What will happen if you or your child causes a car accident resulting in serious injuries and death of others? 

How would you pay for the treatment of someone who hurts himself or herself in your home and claims negligence? What happens when they claim to have greatly suffered because of the injury? 

What if a stranger on your property beats your dog and in self-defense your dog bites the person, and then you are sued?

The wealthy are often very attuned to making sure their wealth is protected from lawsuits and related scenarios. They often turn to professionals to put asset protection plans in place. A component of a solid asset protection plan – which sadly is too often overlooked – is the umbrella policy. In fact, for some people, the proper umbrella policy is all they really need.

Most people have an umbrella policy (also called an excess liability policy). The policy kicks in when your other liability policies, such as your car insurance, hit their limit. For example, if you were in an accident and are being sued for $1 million and your car insurance will only cover $300,000, your umbrella policy could potentially make up the difference.
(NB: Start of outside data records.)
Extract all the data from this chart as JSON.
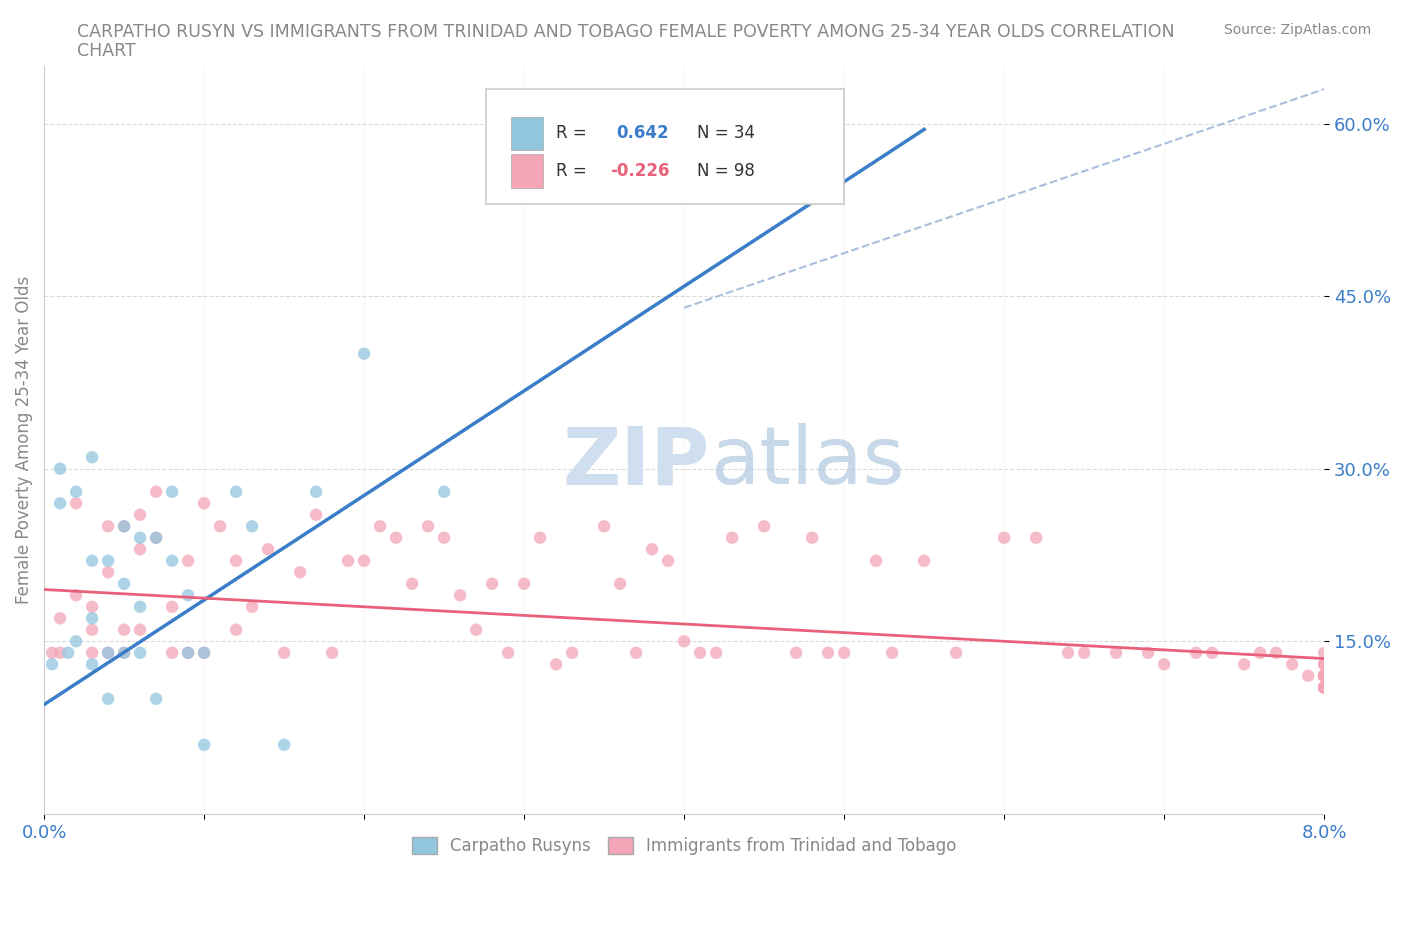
{
  "title_line1": "CARPATHO RUSYN VS IMMIGRANTS FROM TRINIDAD AND TOBAGO FEMALE POVERTY AMONG 25-34 YEAR OLDS CORRELATION",
  "title_line2": "CHART",
  "source": "Source: ZipAtlas.com",
  "ylabel": "Female Poverty Among 25-34 Year Olds",
  "xlim": [
    0.0,
    0.08
  ],
  "ylim": [
    0.0,
    0.65
  ],
  "yticks": [
    0.15,
    0.3,
    0.45,
    0.6
  ],
  "ytick_labels": [
    "15.0%",
    "30.0%",
    "45.0%",
    "60.0%"
  ],
  "legend_r_blue": "R =  0.642",
  "legend_n_blue": "N = 34",
  "legend_r_pink": "R = -0.226",
  "legend_n_pink": "N = 98",
  "blue_color": "#92c5de",
  "pink_color": "#f4a5b8",
  "blue_line_color": "#3a7dc9",
  "pink_line_color": "#e8607a",
  "ref_line_color": "#a0b8d8",
  "watermark_color": "#d0dff0",
  "blue_line_x0": 0.0,
  "blue_line_y0": 0.095,
  "blue_line_x1": 0.055,
  "blue_line_y1": 0.595,
  "pink_line_x0": 0.0,
  "pink_line_y0": 0.195,
  "pink_line_x1": 0.08,
  "pink_line_y1": 0.135,
  "ref_line_x0": 0.04,
  "ref_line_y0": 0.44,
  "ref_line_x1": 0.08,
  "ref_line_y1": 0.63,
  "blue_scatter_x": [
    0.0005,
    0.001,
    0.001,
    0.0015,
    0.002,
    0.002,
    0.003,
    0.003,
    0.003,
    0.003,
    0.004,
    0.004,
    0.004,
    0.005,
    0.005,
    0.005,
    0.006,
    0.006,
    0.006,
    0.007,
    0.007,
    0.008,
    0.008,
    0.009,
    0.009,
    0.01,
    0.01,
    0.012,
    0.013,
    0.015,
    0.017,
    0.02,
    0.025,
    0.041
  ],
  "blue_scatter_y": [
    0.13,
    0.3,
    0.27,
    0.14,
    0.15,
    0.28,
    0.17,
    0.13,
    0.31,
    0.22,
    0.14,
    0.22,
    0.1,
    0.14,
    0.25,
    0.2,
    0.14,
    0.24,
    0.18,
    0.24,
    0.1,
    0.28,
    0.22,
    0.19,
    0.14,
    0.06,
    0.14,
    0.28,
    0.25,
    0.06,
    0.28,
    0.4,
    0.28,
    0.55
  ],
  "pink_scatter_x": [
    0.0005,
    0.001,
    0.001,
    0.002,
    0.002,
    0.003,
    0.003,
    0.003,
    0.004,
    0.004,
    0.004,
    0.005,
    0.005,
    0.005,
    0.006,
    0.006,
    0.006,
    0.007,
    0.007,
    0.008,
    0.008,
    0.009,
    0.009,
    0.01,
    0.01,
    0.011,
    0.012,
    0.012,
    0.013,
    0.014,
    0.015,
    0.016,
    0.017,
    0.018,
    0.019,
    0.02,
    0.021,
    0.022,
    0.023,
    0.024,
    0.025,
    0.026,
    0.027,
    0.028,
    0.029,
    0.03,
    0.031,
    0.032,
    0.033,
    0.035,
    0.036,
    0.037,
    0.038,
    0.039,
    0.04,
    0.041,
    0.042,
    0.043,
    0.045,
    0.047,
    0.048,
    0.049,
    0.05,
    0.052,
    0.053,
    0.055,
    0.057,
    0.06,
    0.062,
    0.064,
    0.065,
    0.067,
    0.069,
    0.07,
    0.072,
    0.073,
    0.075,
    0.076,
    0.077,
    0.078,
    0.079,
    0.08,
    0.08,
    0.08,
    0.08,
    0.08,
    0.08,
    0.08,
    0.08,
    0.08,
    0.08,
    0.08,
    0.08,
    0.08,
    0.08,
    0.08,
    0.08,
    0.08
  ],
  "pink_scatter_y": [
    0.14,
    0.14,
    0.17,
    0.19,
    0.27,
    0.14,
    0.16,
    0.18,
    0.14,
    0.21,
    0.25,
    0.14,
    0.16,
    0.25,
    0.16,
    0.23,
    0.26,
    0.24,
    0.28,
    0.14,
    0.18,
    0.14,
    0.22,
    0.14,
    0.27,
    0.25,
    0.16,
    0.22,
    0.18,
    0.23,
    0.14,
    0.21,
    0.26,
    0.14,
    0.22,
    0.22,
    0.25,
    0.24,
    0.2,
    0.25,
    0.24,
    0.19,
    0.16,
    0.2,
    0.14,
    0.2,
    0.24,
    0.13,
    0.14,
    0.25,
    0.2,
    0.14,
    0.23,
    0.22,
    0.15,
    0.14,
    0.14,
    0.24,
    0.25,
    0.14,
    0.24,
    0.14,
    0.14,
    0.22,
    0.14,
    0.22,
    0.14,
    0.24,
    0.24,
    0.14,
    0.14,
    0.14,
    0.14,
    0.13,
    0.14,
    0.14,
    0.13,
    0.14,
    0.14,
    0.13,
    0.12,
    0.13,
    0.14,
    0.12,
    0.13,
    0.12,
    0.11,
    0.12,
    0.11,
    0.12,
    0.11,
    0.12,
    0.11,
    0.11,
    0.12,
    0.11,
    0.11,
    0.12
  ]
}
According to Joseph Weiss, a leading authority on liability insurance with Bruce Gendelman Insurance Services, “Some insurance companies put a cap on the size of the umbrella policies they provide. Usually this is $5 million. First of all, most any really serious accident could conceivably blow through a $5 million liability policy. Now if your net worth is $5 million or less…no problem. Other hand, if your net worth is greater than $5 million, it’s probably a good idea to get a larger umbrella policy. If a legal judgment is greater than your liability coverage, you are going to have to come up with the difference and that usually means selling assets…sometimes at fire sale prices.”

The solution is incredibly simple. If you don’t have an umbrella policy, run (do not walk) and get one. If you do have an umbrella policy, make sure you’re sufficiently covered. If coverage limits don’t adequately protect your vulnerable assets, then raise the coverage to the appropriate level. If you’re your unsure what that level should be, consult with a qualified advisor who can help you make that determination. There are a number of factors including whether assets are already protected by say irrevocable trusts or life insurance. Determining these proper coverage limits can be one of your best asset protection strategies as part of your overall wealth management plan.